Em qual noticiário vimos falar da Síria? Em que News somos informados de que 400.000 sírios foram mortos até hoje desde as insurreições da primavera árabe? Qual veículo de notícias nos mostra o acampamento sírio na Jordânia com 4.000.0000 de refugiados? Em qual lugar temos notícias da crueldade a que o ser humano é capaz e do combate delas por simples mortais  movidos a coragem, amor e esperança? É necessário que alguém imbuído de um projeto cujo objetivo humanitário e político procure, e tenha acesso, às vias do cinema para que saibamos, ou tenhamos noção do nosso entorno. Que é um recorte da realidade, não importa. Que é uma versão, não importa. Que toda narrativa contenha tendenciosidades, não importa. Importa que esse veículo de massa consiga chegar a seu consumidor – já que estamos no capitalismo – e cumpra seu dever de socializar ideias e fazer pensar.

Nessa linha, vamos falar da potência do cinema e da forma com a qual Deleuze a via e usava.

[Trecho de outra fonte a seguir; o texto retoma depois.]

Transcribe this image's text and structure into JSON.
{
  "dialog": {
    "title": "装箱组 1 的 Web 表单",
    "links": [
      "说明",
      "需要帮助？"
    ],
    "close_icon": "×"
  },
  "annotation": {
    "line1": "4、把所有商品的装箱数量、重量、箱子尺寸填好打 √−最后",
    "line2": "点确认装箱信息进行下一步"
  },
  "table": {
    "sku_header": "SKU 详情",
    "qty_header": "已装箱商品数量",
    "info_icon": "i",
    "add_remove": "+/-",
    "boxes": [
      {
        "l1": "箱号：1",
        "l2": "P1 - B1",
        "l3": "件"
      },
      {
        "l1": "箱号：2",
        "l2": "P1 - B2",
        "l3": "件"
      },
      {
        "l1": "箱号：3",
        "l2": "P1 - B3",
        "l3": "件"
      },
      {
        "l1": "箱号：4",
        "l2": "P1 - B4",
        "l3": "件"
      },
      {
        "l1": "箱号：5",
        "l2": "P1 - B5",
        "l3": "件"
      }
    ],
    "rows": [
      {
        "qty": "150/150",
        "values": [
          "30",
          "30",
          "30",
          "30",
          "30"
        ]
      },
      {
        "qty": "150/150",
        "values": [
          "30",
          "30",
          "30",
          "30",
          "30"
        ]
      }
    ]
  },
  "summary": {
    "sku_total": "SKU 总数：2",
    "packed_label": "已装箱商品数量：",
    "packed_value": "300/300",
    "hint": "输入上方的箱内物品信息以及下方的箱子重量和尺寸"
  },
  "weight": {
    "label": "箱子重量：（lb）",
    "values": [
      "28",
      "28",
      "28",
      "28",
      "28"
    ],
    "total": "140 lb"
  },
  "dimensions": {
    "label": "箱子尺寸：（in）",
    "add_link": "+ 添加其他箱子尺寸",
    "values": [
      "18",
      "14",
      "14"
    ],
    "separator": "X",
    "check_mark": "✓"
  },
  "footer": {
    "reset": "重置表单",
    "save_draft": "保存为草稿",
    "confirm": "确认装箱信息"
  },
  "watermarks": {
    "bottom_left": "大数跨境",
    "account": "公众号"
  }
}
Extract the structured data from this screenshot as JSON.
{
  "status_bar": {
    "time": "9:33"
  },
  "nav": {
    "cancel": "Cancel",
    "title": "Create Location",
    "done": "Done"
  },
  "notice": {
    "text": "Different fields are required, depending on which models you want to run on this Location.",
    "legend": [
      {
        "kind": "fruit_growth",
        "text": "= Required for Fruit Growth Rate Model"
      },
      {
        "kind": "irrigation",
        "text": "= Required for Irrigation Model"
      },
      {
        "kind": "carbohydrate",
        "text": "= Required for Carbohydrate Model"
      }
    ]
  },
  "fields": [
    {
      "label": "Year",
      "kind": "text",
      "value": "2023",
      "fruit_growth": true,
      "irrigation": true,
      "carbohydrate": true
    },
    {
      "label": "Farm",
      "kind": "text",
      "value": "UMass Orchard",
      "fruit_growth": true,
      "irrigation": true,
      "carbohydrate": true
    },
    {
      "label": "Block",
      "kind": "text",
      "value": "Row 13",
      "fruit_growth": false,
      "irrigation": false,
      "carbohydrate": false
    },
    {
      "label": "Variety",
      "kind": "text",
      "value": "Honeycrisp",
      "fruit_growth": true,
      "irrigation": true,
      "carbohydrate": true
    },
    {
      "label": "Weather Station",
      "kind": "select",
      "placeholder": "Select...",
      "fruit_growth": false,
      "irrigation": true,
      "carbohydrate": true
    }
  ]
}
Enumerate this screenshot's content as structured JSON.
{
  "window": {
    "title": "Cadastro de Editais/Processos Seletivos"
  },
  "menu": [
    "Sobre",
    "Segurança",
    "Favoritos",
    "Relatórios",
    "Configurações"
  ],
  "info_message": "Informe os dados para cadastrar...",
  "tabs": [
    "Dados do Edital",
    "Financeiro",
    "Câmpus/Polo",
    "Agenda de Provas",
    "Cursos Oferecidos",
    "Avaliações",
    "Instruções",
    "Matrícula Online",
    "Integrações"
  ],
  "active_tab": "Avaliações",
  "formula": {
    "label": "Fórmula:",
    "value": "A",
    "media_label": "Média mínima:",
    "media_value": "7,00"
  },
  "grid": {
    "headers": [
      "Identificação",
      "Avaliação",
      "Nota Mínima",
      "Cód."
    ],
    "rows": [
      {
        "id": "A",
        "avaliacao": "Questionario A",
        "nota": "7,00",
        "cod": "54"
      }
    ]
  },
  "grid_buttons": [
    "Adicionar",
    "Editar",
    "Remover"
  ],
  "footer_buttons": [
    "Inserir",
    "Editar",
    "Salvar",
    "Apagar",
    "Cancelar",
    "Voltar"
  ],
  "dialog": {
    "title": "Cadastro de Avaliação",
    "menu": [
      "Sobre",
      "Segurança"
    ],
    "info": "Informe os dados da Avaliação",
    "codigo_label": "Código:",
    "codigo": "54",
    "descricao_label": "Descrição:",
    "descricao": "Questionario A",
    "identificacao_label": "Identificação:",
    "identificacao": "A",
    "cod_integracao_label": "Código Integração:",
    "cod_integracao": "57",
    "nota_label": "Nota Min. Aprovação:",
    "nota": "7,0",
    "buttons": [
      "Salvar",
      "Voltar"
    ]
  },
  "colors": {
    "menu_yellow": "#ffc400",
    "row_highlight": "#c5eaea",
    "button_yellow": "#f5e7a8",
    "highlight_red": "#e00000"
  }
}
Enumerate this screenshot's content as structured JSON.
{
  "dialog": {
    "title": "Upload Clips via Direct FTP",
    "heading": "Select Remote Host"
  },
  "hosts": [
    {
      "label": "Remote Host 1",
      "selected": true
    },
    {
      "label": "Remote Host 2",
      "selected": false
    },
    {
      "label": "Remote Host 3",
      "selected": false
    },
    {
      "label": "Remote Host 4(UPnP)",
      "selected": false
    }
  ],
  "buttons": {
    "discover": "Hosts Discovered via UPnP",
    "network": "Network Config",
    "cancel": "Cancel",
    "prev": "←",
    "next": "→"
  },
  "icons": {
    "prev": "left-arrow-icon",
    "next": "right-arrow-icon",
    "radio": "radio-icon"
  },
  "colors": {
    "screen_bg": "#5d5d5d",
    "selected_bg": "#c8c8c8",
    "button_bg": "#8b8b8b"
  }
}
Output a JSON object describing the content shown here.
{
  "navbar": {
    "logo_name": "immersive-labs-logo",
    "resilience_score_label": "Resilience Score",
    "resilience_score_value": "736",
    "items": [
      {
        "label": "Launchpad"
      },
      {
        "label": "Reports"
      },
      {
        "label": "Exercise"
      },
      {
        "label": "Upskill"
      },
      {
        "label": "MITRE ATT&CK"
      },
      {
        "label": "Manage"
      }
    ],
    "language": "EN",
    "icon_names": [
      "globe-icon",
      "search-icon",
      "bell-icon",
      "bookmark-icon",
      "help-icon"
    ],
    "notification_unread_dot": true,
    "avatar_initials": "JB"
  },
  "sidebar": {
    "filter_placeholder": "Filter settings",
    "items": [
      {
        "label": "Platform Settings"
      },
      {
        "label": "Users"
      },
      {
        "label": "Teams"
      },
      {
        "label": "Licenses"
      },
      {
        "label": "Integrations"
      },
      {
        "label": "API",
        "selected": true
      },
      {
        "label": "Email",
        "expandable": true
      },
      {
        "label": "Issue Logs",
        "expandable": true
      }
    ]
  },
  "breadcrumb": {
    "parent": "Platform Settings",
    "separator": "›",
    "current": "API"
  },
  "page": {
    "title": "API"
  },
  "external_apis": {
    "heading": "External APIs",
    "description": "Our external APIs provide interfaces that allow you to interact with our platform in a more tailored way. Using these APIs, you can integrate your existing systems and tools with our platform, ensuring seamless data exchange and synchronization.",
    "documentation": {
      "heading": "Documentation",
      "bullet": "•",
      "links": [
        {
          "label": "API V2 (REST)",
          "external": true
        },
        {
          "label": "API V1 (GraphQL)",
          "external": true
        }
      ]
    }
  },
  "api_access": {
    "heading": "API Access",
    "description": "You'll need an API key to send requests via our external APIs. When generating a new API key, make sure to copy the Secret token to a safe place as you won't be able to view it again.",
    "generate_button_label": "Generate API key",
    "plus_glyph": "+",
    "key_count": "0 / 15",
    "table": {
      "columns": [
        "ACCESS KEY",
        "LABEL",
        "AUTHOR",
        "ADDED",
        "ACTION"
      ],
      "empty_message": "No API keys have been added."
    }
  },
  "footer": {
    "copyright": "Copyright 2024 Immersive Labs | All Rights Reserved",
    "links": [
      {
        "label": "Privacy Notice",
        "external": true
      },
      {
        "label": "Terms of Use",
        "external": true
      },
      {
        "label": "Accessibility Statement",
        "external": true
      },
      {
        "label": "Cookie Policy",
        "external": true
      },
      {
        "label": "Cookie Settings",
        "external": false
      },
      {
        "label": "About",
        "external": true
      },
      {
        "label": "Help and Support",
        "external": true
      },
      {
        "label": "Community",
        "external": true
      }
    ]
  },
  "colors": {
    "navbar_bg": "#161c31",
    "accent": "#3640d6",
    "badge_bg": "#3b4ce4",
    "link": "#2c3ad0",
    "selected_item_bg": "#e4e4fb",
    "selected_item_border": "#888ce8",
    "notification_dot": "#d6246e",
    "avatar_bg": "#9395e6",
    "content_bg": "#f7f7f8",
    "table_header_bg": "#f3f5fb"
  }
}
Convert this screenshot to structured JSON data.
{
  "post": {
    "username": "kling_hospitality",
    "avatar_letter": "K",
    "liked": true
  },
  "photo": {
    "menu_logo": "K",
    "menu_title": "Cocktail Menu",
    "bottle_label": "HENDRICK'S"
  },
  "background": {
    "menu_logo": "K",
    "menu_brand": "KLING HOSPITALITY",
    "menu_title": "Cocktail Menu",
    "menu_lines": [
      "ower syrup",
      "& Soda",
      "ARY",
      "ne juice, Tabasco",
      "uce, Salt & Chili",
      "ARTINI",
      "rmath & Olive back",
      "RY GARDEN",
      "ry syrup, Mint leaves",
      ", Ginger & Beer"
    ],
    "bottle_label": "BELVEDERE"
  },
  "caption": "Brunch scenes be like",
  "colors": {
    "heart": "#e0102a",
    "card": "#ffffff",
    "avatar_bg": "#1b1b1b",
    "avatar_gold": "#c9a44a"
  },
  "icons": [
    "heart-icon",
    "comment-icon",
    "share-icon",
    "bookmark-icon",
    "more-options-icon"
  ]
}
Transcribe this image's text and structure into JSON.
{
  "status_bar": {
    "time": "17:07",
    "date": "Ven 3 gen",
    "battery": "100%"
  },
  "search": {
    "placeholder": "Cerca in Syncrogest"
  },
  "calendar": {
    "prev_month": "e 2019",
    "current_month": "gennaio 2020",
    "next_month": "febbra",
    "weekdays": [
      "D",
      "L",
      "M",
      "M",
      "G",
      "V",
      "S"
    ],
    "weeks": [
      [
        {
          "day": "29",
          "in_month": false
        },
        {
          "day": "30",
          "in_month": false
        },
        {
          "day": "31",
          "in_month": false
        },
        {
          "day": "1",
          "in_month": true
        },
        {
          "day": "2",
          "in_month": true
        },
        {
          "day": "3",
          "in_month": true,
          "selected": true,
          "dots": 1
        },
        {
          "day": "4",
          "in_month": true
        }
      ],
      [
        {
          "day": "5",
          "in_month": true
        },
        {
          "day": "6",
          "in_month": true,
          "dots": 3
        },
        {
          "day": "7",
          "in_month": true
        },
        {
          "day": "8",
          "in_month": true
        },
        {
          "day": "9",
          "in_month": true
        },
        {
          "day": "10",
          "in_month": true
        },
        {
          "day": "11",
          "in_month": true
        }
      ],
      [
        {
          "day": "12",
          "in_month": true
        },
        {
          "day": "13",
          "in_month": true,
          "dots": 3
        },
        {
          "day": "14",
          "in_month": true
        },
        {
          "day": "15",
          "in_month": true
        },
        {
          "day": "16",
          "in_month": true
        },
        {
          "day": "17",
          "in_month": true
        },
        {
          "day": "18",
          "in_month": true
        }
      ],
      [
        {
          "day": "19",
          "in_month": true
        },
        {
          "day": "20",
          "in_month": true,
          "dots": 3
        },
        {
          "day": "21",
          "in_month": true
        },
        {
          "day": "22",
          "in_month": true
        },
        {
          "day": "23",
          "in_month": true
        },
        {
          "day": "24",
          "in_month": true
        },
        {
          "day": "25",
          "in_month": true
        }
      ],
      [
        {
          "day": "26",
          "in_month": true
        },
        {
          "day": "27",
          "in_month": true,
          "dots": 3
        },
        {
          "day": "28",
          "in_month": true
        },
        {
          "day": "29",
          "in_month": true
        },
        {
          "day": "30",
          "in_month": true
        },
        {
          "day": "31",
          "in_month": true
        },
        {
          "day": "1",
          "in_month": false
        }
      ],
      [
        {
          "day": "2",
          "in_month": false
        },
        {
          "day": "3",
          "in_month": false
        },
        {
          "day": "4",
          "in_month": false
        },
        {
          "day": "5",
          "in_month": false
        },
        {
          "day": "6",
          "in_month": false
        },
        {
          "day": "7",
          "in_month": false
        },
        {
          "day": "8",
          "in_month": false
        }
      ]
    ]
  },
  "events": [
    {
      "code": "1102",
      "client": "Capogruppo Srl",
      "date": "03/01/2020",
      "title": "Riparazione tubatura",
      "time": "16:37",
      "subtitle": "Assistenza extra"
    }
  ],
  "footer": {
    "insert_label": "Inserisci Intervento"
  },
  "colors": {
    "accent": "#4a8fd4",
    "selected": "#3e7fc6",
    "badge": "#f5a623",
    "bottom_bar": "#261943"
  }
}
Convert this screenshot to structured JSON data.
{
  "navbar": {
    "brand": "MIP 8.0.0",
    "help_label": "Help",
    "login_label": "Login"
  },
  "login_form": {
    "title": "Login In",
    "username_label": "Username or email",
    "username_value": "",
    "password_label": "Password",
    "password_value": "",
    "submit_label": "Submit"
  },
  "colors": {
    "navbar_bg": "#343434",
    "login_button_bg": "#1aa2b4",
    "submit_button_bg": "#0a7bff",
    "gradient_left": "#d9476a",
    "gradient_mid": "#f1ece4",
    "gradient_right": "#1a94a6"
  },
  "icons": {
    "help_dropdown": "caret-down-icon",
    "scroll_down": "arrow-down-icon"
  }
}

Defendida e definida por ele ao longo de sua produção sobre e com a sétima arte, o filósofo criador de conceitos – ele achava que era essa a função do filósofo –  usou a força diversa e malemolente do cinema como um instrumento para explicar os  conceitos que ele – Deleuze – criava. E em meio as explanações ia criando outros conceitos sobre o cinema e no território cinematográfico. Para Deleuze o cinema é potência acima de tudo. E potência para tudo.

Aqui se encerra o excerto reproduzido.